Recording Metadata¶
Usage Example¶
Metadata is bundled with the data generated by a scan. It can be used by callbacks (e.g., to tell plots how to label their axes) or simply used to identify and analyze the data later.
In [1]: RE.md['project'] = 'my xray project'
In [2]: RE.md['sample'] = {'color': 'red', 'dimensions': [10, 20, 5]}
Or specified when the scan is run.
In [3]: plan = Count([det])
In [4]: RE(plan, experimenter='Emily', mood='excited')
+-----------+------------+------------+------------+------------+
| seq_num | time | det1 | det2 | det3 |
+-----------+------------+------------+------------+------------+
| 1 | 21:16:10.4 | | | |
+-----------+------------+------------+------------+------------+
Count count ['4cf8aa'] (scan num: 4)
Out[4]: ['4cf8aacc-4fb1-4f13-980e-8330440b4281']
Special Fields¶
Custom metadata keywords can be mapped to strings (task='calibration'
),
numbers (attempt=5
), lists (dimensions=[1, 3]
), or
dictionaries (dimensions={'width': 1, 'height': 3}
). But certain keywords
are given special significance by bluesky’s document model.
String Fields¶
To facilitate searchability, the keywords ‘owner’, ‘group’, and ‘project’ are
given special significance. They are all optional, but if provided they must be
strings like owner='Dan'
. A non-string, like owner=5
will produce an
error that will interrupt scan execution immediately after it starts.

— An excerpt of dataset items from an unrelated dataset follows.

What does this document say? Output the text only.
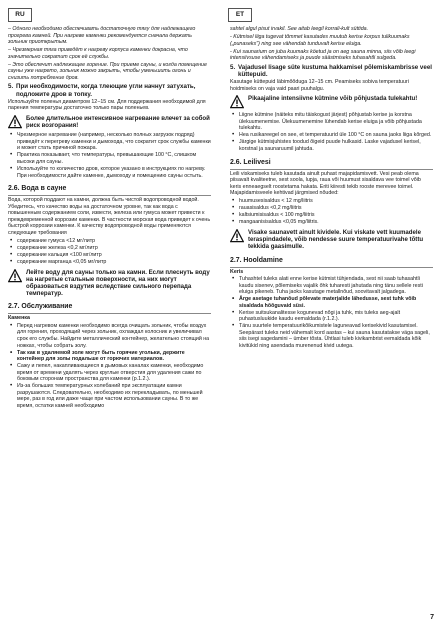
RU	ET

– Одного необходимо обеспечивать достаточную тягу для надлежащего прогрева камней. При нагреве каменки рекомендуется сначала держать зольник приоткрытым.

– Чрезмерная тяга приведёт к нагреву корпуса каменки докрасна, что значительно сократит срок её службы.

– Это обеспечит надлежащее горение. При приеме сауны, и когда помещение сауны уже нагрето, зольник можно закрыть, чтобы уменьшить огонь и снизить потребление дров.

5. При необходимости, когда тлеющие угли начнут затухать, подложите дров в топку.

Используйте поленья диаметром 12−15 см. Для поддержания необходимой для парения температуры достаточно только пары поленьев.

Более длительное интенсивное нагревание влечет за собой риск возгорания!
• Чрезмерное нагревание (например, несколько полных загрузок подряд) приведёт к перегреву каменки и дымохода, что сократит срок службы каменки и может стать причиной пожара.
• Практика показывает, что температуры, превышающие 100 °С, слишком высоки для сауны.
• Используйте то количество дров, которое указано в инструкциях по нагреву. При необходимости дайте каменке, дымоходу и помещению сауны остыть.
2.6. Вода в сауне

Вода, которой поддают на камни, должна быть чистой водопроводной водой. Убедитесь, что качество воды на достаточном уровне, так как вода с повышенным содержанием соли, извести, железа или гумуса может привести к преждевременной коррозии каменки. В частности морская вода приведет к очень быстрой коррозии каменки. К качеству водопроводной воды применяются следующие требования

• содержание гумуса <12 мг/литр
• содержание железа <0,2 мг/литр
• содержание кальция <100 мг/литр
• содержание марганца <0,05 мг/литр
Лейте воду для сауны только на камни. Если плеснуть воду на нагретые стальные поверхности, на них могут образоваться вздутия вследствие сильного перепада температур.
2.7. Обслуживание
Каменка
• Перед нагревом каменки необходимо всегда очищать зольник, чтобы воздух для горения, проходящий через зольник, охлаждал колосник и увеличивал срок его службы. Найдите металлический контейнер, желательно стоящий на ножках, чтобы собрать золу.
• Так как в удаляемой золе могут быть горячие угольки, держите контейнер для золы подальше от горючих материалов.
• Сажу и пепел, накапливающиеся в дымовых каналах каменки, необходимо время от времени удалять через круглые отверстия для удаления сажи по боковым сторонам пространства для каменки (р.1.2.).
• Из-за больших температурных колебаний при эксплуатации камни разрушаются. Следовательно, необходимо их перекладывать, по меньшей мере, раз в год или даже чаще при частом использовании сауны. В то же время, остатки камней необходимо

sahtel algul pisut irvakil. See aitab leegil korrali-kult süttida.

- Kütmisel liiga tugevat tõmmet kasutades muutub kerise korpus tulikuumaks („punaseks") ning see vähendab tunduvalt kerise eluiga.

- Kui saunarium on juba kuumaks köetud ja on aeg sauna minna, siis võib leegi intensiivsuse vähendamiseks ja puude säästmiseks tuhasahtli sulgeda.

5. Vajadusel lisage süte kustuma hakkamisel põlemiskambrisse veel küttepuid.

Kasutage küttepuid läbimõõduga 12−15 cm. Peamiseks sobiva temperatuuri hoidmiseks on vaja vaid paari puuhalgu.

Pikaajaline intensiivne kütmine võib põhjustada tulekahtu!
• Liigne kütmine (näiteks mitu täiskogust järjest) põhjustab kerise ja korstna ülekuumenemise. Ülekuumenemine lühendab kerise eluiga ja võib põhjustada tulekahtu.
• Hea rusikareegel on see, et temperatuurid üle 100 °C on sauna jaoks liiga kõrged.
• Järgige kütmisjuhistes toodud õigeid puude hulkasid. Laske vajadusel kerisel, korstnal ja saunaruumil jahtuda.
2.6. Leilivesi

Leili viskamiseks tuleb kasutada ainult puhast majapidamisvett. Vesi peab olema piisavalt kvaliteetne, sest soola, lupja, raua või huumust sisaldava vee toimel võib keris enneaegselt roostetama hakata. Eriti kiiresti tekib rooste merevee toimel. Majapidamisveele kehtivad järgmised nõuded:

• huumusesisaldus < 12 mg/liitris
• rauasisaldus <0,2 mg/liitris
• kaltsiumisisaldus < 100 mg/liitris
• mangaanisisaldus <0,05 mg/liitris.
Visake saunavett ainult kividele. Kui viskate vett kuumadele teraspindadele, võib nendesse suure temperatuurivahe tõttu tekkida gaasimulle.
2.7. Hooldamine
Keris
• Tuhashtel tuleks alati enne kerise kütmist tühjendada, sest nii saab tuhasahtli kaudu sisenev, põlemiseks vajalik õhk tuharesti jahutada ning tänu sellele resti eluiga pikeneb. Tuha jaoks kasutage metallnõud, soovitavalt jalgadega.
• Ärge asetage tuhanõud põlevate materjalide lähedusse, sest tuhk võib sisaldada hõõguvaid süsi.
• Kerise suitsukanalitesse kogunevad nõgi ja tuhk, mis tuleks aeg-ajalt puhastusluukide kaudu eemaldada (r.1.2.).
• Tänu suurtele temperatuurikõikumistele laguneavad kerisekivid kasutamisel. Seepärast tuleks neid vähemalt kord aastas – kui sauna kasutatakse väga sageli, siis isegi sagedamini – ümber tõsta. Ühtlasi tuleb kivikambrist eemaldada kõik kivitükid ning asendada murenenud kivid uutega.
7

Again, these fields are optional.
Sample¶
Similarly, the keyword “sample” has special significance. It must be either a string:
'red 10 20 5'
or a dictionary:
{'color': 'red', 'dimensions': [10, 20, 5]}
A dictionary is preferred because it is self-describing and more richly searchable, but either is allowed.
Scan ID¶
The scan_id
field is expected to be an integer, and it is automatically
incremented between runs. If a scan_id
is not provided by the user or
stashed in the persistent metadata from the previous run, it defaults to 1.
Required Fields¶
In current versions of bluesky, no fields are required.

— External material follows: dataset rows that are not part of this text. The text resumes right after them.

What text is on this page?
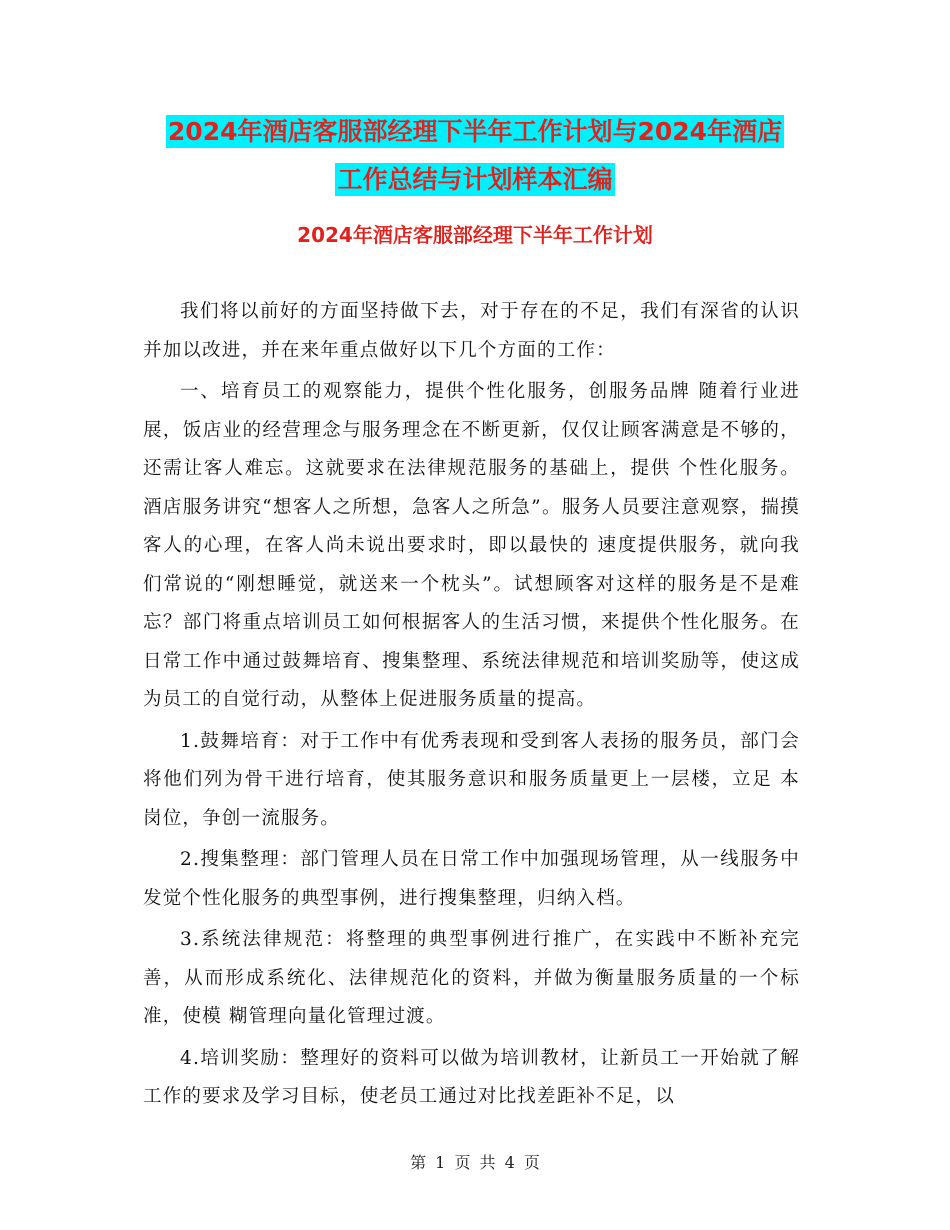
2024年酒店客服部经理下半年工作计划与2024年酒店
工作总结与计划样本汇编
2024年酒店客服部经理下半年工作计划

我们将以前好的方面坚持做下去，对于存在的不足，我们有深省的认识并加以改进，并在来年重点做好以下几个方面的工作：

一、培育员工的观察能力，提供个性化服务，创服务品牌 随着行业进展，饭店业的经营理念与服务理念在不断更新，仅仅让顾客满意是不够的，还需让客人难忘。这就要求在法律规范服务的基础上，提供 个性化服务。酒店服务讲究“想客人之所想，急客人之所急”。服务人员要注意观察，揣摸客人的心理，在客人尚未说出要求时，即以最快的 速度提供服务，就向我们常说的“刚想睡觉，就送来一个枕头”。试想顾客对这样的服务是不是难忘？部门将重点培训员工如何根据客人的生活习惯，来提供个性化服务。在日常工作中通过鼓舞培育、搜集整理、系统法律规范和培训奖励等，使这成 为员工的自觉行动，从整体上促进服务质量的提高。

1.鼓舞培育：对于工作中有优秀表现和受到客人表扬的服务员，部门会将他们列为骨干进行培育，使其服务意识和服务质量更上一层楼，立足 本岗位，争创一流服务。

2.搜集整理：部门管理人员在日常工作中加强现场管理，从一线服务中发觉个性化服务的典型事例，进行搜集整理，归纳入档。

3.系统法律规范：将整理的典型事例进行推广，在实践中不断补充完善，从而形成系统化、法律规范化的资料，并做为衡量服务质量的一个标准，使模 糊管理向量化管理过渡。

4.培训奖励：整理好的资料可以做为培训教材，让新员工一开始就了解工作的要求及学习目标，使老员工通过对比找差距补不足，以

第 1 页 共 4 页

In versions v0.4.3 and below, the keys owner
, group
, and
beamline_id
were required.
Persistence Between Runs¶
To set a field of metadata to persist for future runs, add it to RE.md
.
In [5]: RE.md['color'] = 'blue'
Now it will be included in the metadata of every scan until it is deleted:
In [6]: del RE.md['color']
To review the metadata before running ascan, check RE.md
, which
behaves like a Python dictionary.
In [7]: RE.md['sample']
Out[7]: {'color': 'red', 'dimensions': [10, 20, 5]}
To start fresh:
In [8]: RE.md.clear()
Persistence Between Sessions¶
The RE.md
attribute shown above may be a Python dictionary or anything
that supports the dictionary interface. To persist metadata between
sessions, we suggest historydict
— a Python dictionary backed by a
sqlite database.
Example:
In [9]: from historydict import HistoryDict
In [10]: hist = HistoryDict('metadata-cache.sqlite')

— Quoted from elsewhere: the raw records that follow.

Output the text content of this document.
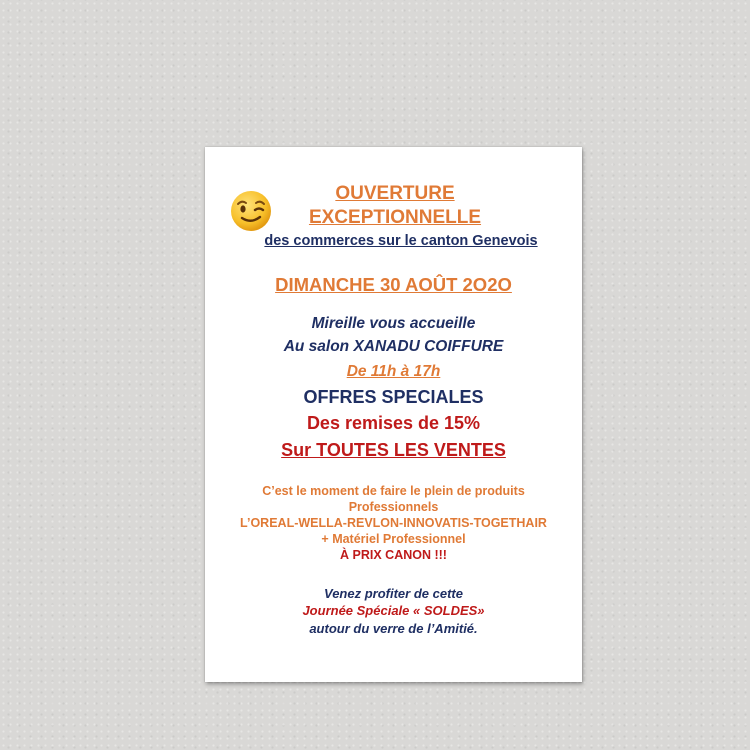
OUVERTURE
EXCEPTIONNELLE
des commerces sur le canton Genevois
DIMANCHE 30 AOÛT 2O2O
Mireille vous accueille
Au salon XANADU COIFFURE
De 11h à 17h
OFFRES SPECIALES
Des remises de 15%
Sur TOUTES LES VENTES
C’est le moment de faire le plein de produits
Professionnels
L’OREAL-WELLA-REVLON-INNOVATIS-TOGETHAIR
+ Matériel Professionnel
À PRIX CANON !!!
Venez profiter de cette
Journée Spéciale « SOLDES»
autour du verre de l’Amitié.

In [11]: RE = RunEngine(hist)
In [12]: type(RE.md)
Out[12]: historydict.HistoryDict
Any metadata added to RE.md
, including the scan_id
, will be saved
and can be re-loaded.
Metadata Validator¶
Additional, customized metadata validation can be added to the RunEngine. For example, to ensure that a run will not be executed unless the parameter ‘sample_number’ is specified, define a function that accepts a dictionary argument and raises if ‘sample_number’ is not found.
def ensure_sample_number(md):
if 'sample_number' not in md:
raise ValueError("You forgot the sample number.")
Apply this function by setting RE.md_validator = ensure_sample_number
.
The function will be executed immediately before each new run in opened.